17 December 2008

You're the Susan Lucci of the Pro Bowl

Dear London Fletcher,

Despite your awesome name and the fact that you're one of the best linebackers in the NFL, you once again are the Susan Lucci of the Pro Bowl--only she eventually DID win an award for being an evil tramp on a soap opera that I've never watched. You have no such luck. I mean, it's not like you don't have 118 tackles so far this season or a whole host of other reasons why you should be in the Pro Bowl, so I'm pretty bummed on your behalf.

But who wants to go to Hawaii anyway, London Fletcher? Certainly not you! Here is a list to remind you that YOU are better than Hawaii any day of the week and you don't need them:

1. Huge insects. Here on the mainland, we call them "Cowboys," but in Hawaii they're almost as bad. How'd you like to check into the swanky hotel the NFL puts you up in, only to find a centipede the size of a cat in your bed?

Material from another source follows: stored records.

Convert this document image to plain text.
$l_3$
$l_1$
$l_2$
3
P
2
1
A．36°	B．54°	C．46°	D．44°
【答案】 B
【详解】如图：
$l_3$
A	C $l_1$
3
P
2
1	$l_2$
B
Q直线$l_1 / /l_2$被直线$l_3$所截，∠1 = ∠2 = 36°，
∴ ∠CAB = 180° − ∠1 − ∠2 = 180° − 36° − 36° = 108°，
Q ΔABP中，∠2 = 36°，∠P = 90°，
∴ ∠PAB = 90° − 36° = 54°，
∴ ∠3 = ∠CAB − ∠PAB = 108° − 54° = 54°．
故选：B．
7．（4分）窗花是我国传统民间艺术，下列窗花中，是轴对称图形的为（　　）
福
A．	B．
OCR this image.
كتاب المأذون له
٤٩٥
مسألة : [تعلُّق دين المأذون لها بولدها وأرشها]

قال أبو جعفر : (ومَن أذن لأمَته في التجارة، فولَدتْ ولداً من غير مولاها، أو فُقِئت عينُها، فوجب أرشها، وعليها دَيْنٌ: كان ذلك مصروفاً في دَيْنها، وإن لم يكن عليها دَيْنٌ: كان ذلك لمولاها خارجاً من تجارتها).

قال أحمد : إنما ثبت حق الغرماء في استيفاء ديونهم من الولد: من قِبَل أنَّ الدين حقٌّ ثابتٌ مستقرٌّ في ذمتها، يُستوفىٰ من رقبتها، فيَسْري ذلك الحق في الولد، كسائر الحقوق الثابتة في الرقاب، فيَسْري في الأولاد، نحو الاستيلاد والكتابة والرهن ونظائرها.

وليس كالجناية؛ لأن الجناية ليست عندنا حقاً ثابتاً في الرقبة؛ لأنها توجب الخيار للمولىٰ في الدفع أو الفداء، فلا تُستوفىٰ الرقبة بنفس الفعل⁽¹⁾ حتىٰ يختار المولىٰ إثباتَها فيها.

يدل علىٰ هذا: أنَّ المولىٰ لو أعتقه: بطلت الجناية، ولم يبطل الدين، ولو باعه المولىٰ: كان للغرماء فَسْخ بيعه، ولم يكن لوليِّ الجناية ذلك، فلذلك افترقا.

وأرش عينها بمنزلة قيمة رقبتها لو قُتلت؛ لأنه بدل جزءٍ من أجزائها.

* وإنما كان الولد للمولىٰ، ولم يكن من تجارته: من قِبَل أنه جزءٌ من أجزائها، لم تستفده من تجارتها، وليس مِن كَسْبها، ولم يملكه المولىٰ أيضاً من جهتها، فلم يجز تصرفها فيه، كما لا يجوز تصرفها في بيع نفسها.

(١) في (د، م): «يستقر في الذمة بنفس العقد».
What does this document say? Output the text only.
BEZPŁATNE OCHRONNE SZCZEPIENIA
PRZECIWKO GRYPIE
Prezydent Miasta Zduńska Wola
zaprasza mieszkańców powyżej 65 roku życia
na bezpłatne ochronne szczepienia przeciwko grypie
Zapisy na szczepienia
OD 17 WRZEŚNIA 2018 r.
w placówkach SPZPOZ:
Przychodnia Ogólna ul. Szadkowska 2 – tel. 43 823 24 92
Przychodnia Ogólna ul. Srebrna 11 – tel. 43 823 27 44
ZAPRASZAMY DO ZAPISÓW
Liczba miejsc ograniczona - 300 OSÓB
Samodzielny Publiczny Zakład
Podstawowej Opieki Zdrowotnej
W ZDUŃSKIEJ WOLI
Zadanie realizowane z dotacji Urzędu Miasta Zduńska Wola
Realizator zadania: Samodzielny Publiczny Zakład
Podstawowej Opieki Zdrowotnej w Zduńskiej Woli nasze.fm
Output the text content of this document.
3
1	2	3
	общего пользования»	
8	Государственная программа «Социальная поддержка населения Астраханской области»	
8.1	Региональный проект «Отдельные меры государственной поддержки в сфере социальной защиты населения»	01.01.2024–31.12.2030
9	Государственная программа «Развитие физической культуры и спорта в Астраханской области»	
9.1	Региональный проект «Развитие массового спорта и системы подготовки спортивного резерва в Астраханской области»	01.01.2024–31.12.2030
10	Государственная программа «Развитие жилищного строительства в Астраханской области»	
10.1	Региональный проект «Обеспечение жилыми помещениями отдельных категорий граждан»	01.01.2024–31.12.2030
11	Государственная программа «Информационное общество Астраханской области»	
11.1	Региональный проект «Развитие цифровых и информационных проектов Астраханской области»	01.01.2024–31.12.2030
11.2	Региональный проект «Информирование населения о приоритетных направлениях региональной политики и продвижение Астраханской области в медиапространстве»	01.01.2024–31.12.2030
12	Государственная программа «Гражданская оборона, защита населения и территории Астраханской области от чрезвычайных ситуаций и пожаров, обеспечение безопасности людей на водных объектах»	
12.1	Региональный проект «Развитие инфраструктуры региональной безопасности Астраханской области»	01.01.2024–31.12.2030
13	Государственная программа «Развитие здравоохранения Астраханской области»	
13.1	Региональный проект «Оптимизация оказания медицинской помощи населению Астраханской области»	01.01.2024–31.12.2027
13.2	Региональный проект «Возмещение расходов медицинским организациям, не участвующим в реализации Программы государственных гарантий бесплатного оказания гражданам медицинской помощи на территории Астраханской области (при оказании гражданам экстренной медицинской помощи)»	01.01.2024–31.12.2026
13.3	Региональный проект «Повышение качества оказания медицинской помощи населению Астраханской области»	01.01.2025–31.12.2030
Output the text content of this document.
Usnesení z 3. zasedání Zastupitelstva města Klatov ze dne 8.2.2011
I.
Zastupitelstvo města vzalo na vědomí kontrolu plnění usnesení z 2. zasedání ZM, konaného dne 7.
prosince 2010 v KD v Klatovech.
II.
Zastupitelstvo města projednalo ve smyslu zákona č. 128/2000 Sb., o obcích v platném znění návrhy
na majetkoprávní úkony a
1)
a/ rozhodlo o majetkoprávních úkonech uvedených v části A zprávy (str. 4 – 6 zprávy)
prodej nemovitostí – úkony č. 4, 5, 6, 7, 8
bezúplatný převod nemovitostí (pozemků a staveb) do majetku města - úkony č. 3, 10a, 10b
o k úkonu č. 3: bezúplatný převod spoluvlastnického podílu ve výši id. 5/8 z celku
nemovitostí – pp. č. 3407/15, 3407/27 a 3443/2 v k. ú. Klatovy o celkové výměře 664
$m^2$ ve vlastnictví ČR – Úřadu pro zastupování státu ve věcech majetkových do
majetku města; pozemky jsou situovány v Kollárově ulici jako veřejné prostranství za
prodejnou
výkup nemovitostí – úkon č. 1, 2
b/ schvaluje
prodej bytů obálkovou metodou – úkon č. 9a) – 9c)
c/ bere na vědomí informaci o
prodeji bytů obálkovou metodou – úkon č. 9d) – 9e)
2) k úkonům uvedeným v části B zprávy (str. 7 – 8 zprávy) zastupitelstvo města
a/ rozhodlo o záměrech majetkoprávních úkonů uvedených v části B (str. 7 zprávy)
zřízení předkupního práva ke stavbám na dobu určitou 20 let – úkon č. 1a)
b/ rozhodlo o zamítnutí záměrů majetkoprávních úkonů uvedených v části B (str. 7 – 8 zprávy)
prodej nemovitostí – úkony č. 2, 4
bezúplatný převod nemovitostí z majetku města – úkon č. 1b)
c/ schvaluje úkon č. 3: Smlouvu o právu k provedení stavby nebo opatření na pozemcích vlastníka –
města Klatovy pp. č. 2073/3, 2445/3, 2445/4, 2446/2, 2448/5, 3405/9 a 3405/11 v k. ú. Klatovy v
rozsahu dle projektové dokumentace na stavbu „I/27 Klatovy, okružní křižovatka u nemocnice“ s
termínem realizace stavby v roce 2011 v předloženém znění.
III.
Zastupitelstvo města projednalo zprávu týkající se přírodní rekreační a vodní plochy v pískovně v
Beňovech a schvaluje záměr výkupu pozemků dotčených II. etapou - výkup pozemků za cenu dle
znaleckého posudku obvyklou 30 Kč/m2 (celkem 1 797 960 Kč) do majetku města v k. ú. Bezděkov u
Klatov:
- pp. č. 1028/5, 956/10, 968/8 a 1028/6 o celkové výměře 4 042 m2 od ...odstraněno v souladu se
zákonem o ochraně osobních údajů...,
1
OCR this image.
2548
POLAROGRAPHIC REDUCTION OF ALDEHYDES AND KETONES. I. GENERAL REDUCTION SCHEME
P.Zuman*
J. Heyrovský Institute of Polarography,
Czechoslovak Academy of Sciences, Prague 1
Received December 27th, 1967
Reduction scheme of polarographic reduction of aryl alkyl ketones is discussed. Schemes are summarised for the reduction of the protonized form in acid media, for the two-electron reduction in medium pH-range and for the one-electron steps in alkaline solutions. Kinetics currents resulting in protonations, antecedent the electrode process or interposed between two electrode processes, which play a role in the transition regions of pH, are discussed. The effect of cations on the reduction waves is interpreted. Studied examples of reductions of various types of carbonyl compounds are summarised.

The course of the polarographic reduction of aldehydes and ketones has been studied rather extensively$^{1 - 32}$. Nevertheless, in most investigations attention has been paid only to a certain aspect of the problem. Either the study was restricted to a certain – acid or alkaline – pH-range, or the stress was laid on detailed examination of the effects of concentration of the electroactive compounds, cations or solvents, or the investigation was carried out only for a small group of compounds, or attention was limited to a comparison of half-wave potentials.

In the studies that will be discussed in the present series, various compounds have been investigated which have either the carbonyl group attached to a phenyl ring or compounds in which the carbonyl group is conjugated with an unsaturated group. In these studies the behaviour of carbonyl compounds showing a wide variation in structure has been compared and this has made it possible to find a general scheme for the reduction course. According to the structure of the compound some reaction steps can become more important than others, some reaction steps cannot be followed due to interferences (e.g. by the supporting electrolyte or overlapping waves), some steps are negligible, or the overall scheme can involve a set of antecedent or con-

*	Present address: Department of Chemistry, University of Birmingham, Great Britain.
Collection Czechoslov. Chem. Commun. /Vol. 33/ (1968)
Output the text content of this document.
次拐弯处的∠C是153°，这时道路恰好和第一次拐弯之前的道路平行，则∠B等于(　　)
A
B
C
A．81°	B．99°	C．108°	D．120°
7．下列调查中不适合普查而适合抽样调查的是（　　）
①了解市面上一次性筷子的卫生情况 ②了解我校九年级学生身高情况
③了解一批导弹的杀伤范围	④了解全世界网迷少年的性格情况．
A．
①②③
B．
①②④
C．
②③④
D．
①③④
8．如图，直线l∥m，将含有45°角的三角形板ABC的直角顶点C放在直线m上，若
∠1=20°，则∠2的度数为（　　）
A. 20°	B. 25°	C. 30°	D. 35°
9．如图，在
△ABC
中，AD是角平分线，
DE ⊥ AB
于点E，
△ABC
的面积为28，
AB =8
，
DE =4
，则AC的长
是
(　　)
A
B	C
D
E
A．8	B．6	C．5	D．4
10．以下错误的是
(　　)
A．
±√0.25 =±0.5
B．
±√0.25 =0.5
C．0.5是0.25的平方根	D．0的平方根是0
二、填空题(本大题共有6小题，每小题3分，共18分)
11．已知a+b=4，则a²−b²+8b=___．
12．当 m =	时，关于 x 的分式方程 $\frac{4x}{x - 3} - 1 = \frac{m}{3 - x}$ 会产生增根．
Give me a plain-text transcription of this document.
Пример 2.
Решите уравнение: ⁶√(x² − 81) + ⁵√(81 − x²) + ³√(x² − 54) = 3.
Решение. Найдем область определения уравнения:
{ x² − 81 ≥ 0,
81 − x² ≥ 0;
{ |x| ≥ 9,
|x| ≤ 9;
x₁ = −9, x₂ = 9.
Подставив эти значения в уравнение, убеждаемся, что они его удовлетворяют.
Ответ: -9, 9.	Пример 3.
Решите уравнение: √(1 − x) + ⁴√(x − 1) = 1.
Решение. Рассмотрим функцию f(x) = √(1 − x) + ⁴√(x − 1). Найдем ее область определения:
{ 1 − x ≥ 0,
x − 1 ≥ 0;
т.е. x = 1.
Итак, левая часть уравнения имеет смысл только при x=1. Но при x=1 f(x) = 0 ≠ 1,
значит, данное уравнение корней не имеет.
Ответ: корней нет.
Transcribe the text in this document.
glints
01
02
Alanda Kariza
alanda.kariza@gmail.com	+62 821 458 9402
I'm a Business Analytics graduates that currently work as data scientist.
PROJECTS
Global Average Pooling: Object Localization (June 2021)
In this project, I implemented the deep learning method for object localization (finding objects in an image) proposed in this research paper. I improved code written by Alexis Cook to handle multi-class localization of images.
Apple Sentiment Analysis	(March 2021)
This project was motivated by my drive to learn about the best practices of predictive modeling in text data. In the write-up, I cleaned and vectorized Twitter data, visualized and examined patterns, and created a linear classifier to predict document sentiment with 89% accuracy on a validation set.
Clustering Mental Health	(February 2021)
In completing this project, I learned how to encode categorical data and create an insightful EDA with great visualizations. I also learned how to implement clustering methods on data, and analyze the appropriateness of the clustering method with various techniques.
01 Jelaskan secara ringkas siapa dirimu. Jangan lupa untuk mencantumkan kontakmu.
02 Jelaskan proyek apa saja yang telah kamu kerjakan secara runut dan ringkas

2. Volcanos. You never know when one is going to spew hot lava and kill you! Maybe you're meant to be the best (living) player of the 2009-10 season.

3. Hawaii is surrounded by water. When the volcanos erupt, you'll be forced to swim or steal a boat to get away. Since you're an honorable guy and wouldn't steal, you're looking at a long, unpleasant backstroke.

4. Muu-muus. This is what Hawaiians think is high fashion. Do you want to walk around seeing that? Didn't think so.

5. Surfers. The Hawaiian surfers won't talk to you because you're not Hawaiian, and all the other surfers talk like that "Dude! You're getting a Dell!" kid that got arrested for attempting to buy pot. ("Dude! Don't get caught next time!"). Either way, you want to avoid them and their surfboards. People can die from surfing, you know. I'm sure that more people have died from that than from playing linebacker in the NFL. I need a human encyclopedia to look that up for me, though, because I'm far too important to do it myself.

Anyway, London Fletcher, don't feel down that you're not going to Hawaii--CELEBRATE that you're not going there and being hit by surfers wearing muu-muus, taking their boards over waves of hot lava as they try to escape from the gigantic bugs. I know that I will celebrate not going to Hawaii every night before I go to bed by downing another bottle of Jack Daniels in an attempt to keep warm in this horrible weather. Stupid Hawaii.